The question is how broad this appeal will be? Are there enough struggling voters in the South to join Ed’s crusade or will they be frightened off as they were when Neil Kinnock was in charge?

 

 

 

ON ILKLEY MOOR BAHT HS2

 

HIGH SPEED RAIL

 

At a meeting at the Yorkshire Show earlier this month, the HS2 project was apparently given the big thumbs down. Perhaps Dales farmers have more pressing things on their minds, but it does illustrate that this £40bn project is dividing opinion across the North.

 

The report on opinion across the Pennines was given at the annual get together of the North West CBI and MPs where Dave Watts, the St Helens North MP pointed to the escalating costs and said the project was “masquerading as a northern scheme”. This reflects fears that the huge investment in one project could be used as an excuse not to fund other infrastructure schemes across the North.

 

But Blackpool Tory Paul Maynard is a fan.
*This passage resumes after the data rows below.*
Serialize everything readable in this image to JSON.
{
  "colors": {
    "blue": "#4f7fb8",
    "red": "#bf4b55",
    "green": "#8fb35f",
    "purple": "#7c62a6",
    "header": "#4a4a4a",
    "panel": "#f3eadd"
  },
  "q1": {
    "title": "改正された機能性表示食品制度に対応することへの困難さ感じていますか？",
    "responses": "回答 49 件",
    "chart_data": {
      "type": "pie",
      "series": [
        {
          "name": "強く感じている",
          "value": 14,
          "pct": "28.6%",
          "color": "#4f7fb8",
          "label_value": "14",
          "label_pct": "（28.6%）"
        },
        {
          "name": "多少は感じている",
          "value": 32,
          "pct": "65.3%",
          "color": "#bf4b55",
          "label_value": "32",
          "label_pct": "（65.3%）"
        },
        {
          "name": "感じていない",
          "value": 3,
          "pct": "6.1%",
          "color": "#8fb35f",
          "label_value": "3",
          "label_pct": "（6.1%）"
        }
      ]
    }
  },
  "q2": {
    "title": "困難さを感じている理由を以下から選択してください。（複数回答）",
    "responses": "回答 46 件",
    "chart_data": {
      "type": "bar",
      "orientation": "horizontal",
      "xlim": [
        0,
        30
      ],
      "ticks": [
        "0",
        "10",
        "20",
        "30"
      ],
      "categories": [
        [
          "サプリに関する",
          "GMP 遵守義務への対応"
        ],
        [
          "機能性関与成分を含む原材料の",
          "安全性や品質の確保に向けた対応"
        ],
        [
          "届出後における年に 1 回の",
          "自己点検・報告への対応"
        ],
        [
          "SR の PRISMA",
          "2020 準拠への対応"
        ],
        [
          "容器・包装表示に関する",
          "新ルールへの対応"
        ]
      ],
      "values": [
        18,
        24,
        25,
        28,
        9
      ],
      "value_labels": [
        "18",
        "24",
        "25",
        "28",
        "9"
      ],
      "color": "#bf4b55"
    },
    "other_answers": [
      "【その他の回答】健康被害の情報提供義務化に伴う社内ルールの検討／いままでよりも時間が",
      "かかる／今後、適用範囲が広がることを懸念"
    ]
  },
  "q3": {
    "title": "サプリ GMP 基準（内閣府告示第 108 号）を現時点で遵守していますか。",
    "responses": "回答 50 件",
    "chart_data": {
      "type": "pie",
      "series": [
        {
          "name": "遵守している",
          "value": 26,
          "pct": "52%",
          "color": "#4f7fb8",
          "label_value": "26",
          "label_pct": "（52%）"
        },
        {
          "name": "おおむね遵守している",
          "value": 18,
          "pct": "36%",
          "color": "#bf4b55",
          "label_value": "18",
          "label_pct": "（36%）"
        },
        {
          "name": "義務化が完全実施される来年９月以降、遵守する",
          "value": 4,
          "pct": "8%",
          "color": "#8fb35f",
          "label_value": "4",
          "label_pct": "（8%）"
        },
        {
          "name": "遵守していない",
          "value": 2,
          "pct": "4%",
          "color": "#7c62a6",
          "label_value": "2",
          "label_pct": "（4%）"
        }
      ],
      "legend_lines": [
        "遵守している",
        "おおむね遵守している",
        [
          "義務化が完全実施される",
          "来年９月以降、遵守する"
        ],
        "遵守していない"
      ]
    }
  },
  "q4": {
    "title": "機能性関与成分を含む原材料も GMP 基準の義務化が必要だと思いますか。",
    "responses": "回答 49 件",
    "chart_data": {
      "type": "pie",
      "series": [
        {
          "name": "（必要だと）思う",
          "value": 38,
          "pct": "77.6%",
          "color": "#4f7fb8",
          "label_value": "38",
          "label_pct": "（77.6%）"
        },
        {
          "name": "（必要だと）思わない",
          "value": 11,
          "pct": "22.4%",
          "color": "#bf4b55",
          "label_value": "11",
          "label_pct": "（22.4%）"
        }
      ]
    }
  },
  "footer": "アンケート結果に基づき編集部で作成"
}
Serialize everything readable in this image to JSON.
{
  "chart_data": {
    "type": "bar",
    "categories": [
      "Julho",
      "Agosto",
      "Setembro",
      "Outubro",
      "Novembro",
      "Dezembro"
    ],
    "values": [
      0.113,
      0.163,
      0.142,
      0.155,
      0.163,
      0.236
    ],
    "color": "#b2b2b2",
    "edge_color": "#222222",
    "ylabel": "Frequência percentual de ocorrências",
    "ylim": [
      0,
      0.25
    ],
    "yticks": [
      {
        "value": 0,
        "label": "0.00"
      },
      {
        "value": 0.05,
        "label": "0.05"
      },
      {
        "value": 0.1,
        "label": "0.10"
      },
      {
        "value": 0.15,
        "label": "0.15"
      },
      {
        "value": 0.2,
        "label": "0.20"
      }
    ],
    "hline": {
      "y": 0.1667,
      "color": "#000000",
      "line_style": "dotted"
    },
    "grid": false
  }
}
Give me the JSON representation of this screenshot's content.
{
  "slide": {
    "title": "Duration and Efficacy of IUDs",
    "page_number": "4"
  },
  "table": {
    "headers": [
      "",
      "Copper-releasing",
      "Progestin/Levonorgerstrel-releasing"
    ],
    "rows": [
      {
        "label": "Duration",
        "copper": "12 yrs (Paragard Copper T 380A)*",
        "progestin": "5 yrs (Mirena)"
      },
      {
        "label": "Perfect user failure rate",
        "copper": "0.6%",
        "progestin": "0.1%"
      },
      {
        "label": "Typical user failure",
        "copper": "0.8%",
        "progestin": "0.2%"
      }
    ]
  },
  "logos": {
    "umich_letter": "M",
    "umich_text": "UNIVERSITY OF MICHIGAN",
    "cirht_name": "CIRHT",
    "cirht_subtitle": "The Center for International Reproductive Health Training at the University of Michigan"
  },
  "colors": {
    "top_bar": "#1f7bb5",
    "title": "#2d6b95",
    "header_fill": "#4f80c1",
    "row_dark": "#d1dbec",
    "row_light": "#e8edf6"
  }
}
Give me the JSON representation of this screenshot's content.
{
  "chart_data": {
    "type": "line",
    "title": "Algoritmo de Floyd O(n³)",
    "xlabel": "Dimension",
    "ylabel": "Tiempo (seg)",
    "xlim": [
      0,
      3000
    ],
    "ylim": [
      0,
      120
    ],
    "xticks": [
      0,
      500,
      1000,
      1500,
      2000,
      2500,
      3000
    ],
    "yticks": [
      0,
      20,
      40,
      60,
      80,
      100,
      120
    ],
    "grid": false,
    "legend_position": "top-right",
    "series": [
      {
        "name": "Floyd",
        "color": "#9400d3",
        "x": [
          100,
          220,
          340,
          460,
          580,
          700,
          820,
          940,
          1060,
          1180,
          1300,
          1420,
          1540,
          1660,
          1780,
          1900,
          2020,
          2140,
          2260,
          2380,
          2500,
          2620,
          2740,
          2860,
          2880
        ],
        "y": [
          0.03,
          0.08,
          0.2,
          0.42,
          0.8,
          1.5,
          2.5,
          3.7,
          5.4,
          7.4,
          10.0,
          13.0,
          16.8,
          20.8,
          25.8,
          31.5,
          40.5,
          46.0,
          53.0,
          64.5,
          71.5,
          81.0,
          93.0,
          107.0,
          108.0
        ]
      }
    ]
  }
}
He told the assembled business people that cities linked by high speed rail had prospered. Although a supporter he said reduced journey time was not the key reason he was backing HS2. It would increase capacity on the West Coast Main Line (WCML) something he was particularly in favour of. Maynard said his campaign to get a direct train service from Blackpool to London was currently being blocked because of lack of capacity on the WCML south of Rugby.

 

Maynard also criticised the tone of the High Speed rail Campaign who have recently launched a “your jobs or their lawns” attack on wealthy objectors to the line in the Chilterns. The Tory MP preferred positive campaigning for further transport investment in the North. Now that we’ve got the Northern Hub rail improvement scheme based on Manchester, we should be thinking what the next project should be. Maynard pointed out that this was the way Boris Johnston approached things. The Mayor of London was already demanding Crossrail 2.

 

Other contributors to the discussion included Alan Rigby, Head of Corporate Banking at HSBC. He felt the two hour journey was just about right for people with work to do on laptops while Len Collinson believed that technology would reduce the need for people to physically meet.

BANK LENDING.

 

This topic is being debated everywhere and our gathering held at the magnificent and expanding Chester Zoo, was no exception. Andrew Miller is the MP for Ellesmere Port. His Commons Science committee is about to publish a report entitled “Bridging the valley of death”. It conjures up the nightmare for many SMEs in their search for funding. Miller will be calling for better links between the entrepreneur, funders and universities.

 

Paul Maynard came to the defence of bankers saying they had to apply different criteria in the post 2008 world. They were being ordered to lend and build up their reserves at the same time.

 

Alan Rigby of HSBC said the problem sometimes lay with SMEs. Their bids could lack knowledge of their real needs. Banks are not always the answer. Equity options were often better.

 

NORTHERN REVOLUTION PART TWO.

 

Downtown’s recent discussion on how the North should be governed was taken up at the Chester meeting. Dave Watts once again condemned the abolition of Yorkshire Forward and the North West Development Agency. He hinted that Labour might restore them but I had to point out that senior shadow ministers had already said they would live with the patchwork of Local Enterprise Partnerships.

 

However there seems to be all party support emerging for some overarching northern council to tackle issues like transport, the economy and skills. Conservative Paul Maynard favoured this approach.

 

On the economy in general there was a feeling at the meeting that the corner is being turned which possibly explains the resurgence in Tory morale at Westminster recently. Ed Miliband will need to get his row with the unions over quickly to try and re-establish his opinion poll lead which has evaporated.